International Aid Jobs on the Line

By Suzie Capelli, Posted Dec 05, 2006

Mini-guide by Suzie Capelli

Before I came to Rwanda I worked in a research institute. The main focus of my laboratory was the integration and application of Information Technology to business goals. We worked in the field of requirements engineering and were a little unorthodox as a group, thinking about business goals from the point of view of the business as an organic entity.

We discussed international aid from this angle and came to the conclusion that there was a fundamental contradiction. The main goal of the International Aid and Development industry (and make no mistake that it is an industry) is to arrive at a point where developing countries no longer need help. In essence what development claims to want is the end of its own existence. No organism can truly work in a dedicated fashion towards such an aim.

In practice I have seen what happened in an NGO concerned with refugee care which came into Rwanda after the genocide. Once the refugee problems subsided, they did not pack up and write it off as a job well done. Instead they morphed into some kind of community development gig. After all there are real people with real jobs on the line. It’s a fight for survival – the survival of the development enterprise.

I recently heard the country director of an international non-government organisation (INGO) say that in his job, it was important to be able to compromise. I wondered if the compromise in question was between the country’s development and the need for the organisation’s survival.
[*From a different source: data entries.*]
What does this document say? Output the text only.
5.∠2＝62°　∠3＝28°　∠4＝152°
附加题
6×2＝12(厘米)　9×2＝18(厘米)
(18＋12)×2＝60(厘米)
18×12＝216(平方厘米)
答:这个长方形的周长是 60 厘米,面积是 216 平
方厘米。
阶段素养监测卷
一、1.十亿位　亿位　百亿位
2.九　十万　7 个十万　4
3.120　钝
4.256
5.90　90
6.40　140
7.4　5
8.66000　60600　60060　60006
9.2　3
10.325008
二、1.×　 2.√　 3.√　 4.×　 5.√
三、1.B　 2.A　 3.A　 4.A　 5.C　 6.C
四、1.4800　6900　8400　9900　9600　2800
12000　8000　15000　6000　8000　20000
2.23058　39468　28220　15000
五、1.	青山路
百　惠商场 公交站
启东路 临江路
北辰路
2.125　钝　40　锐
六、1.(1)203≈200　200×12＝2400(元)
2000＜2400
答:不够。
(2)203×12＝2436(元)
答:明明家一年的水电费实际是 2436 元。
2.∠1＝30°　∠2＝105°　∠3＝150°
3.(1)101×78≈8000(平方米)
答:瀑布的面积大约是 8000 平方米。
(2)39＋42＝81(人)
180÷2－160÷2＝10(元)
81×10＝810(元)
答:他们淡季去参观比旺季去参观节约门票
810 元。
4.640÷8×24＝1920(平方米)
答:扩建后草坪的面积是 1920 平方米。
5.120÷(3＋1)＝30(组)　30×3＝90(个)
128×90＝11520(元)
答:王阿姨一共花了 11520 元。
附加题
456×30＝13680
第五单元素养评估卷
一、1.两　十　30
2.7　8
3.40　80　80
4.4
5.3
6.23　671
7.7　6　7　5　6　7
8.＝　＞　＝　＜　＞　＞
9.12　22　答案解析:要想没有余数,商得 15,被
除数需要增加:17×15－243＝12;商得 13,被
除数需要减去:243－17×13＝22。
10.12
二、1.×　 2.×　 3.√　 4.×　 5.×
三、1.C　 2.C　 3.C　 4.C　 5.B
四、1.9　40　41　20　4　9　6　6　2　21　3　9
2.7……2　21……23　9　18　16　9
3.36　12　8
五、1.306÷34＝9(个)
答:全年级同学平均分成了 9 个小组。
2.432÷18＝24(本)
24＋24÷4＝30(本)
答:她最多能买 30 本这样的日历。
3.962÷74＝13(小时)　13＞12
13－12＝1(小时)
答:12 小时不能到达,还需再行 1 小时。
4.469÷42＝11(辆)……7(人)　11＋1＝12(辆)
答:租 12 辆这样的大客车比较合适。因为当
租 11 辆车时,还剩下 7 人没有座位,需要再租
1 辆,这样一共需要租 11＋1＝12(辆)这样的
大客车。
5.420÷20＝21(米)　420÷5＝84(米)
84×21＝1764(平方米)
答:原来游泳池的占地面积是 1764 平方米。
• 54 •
Let’s not forget that for every job in a developing country, there are several support jobs behind it and these are usually located in the developed world. In international aid and development organisation, it is common to have local staff, field officers and national coordinators (in developing countries), regional coordinators (usually based in a more advanced developing country), liaison and policy officers, hordes of support staff, fundraisers, directors and Boards (all in the developed country of the organisation).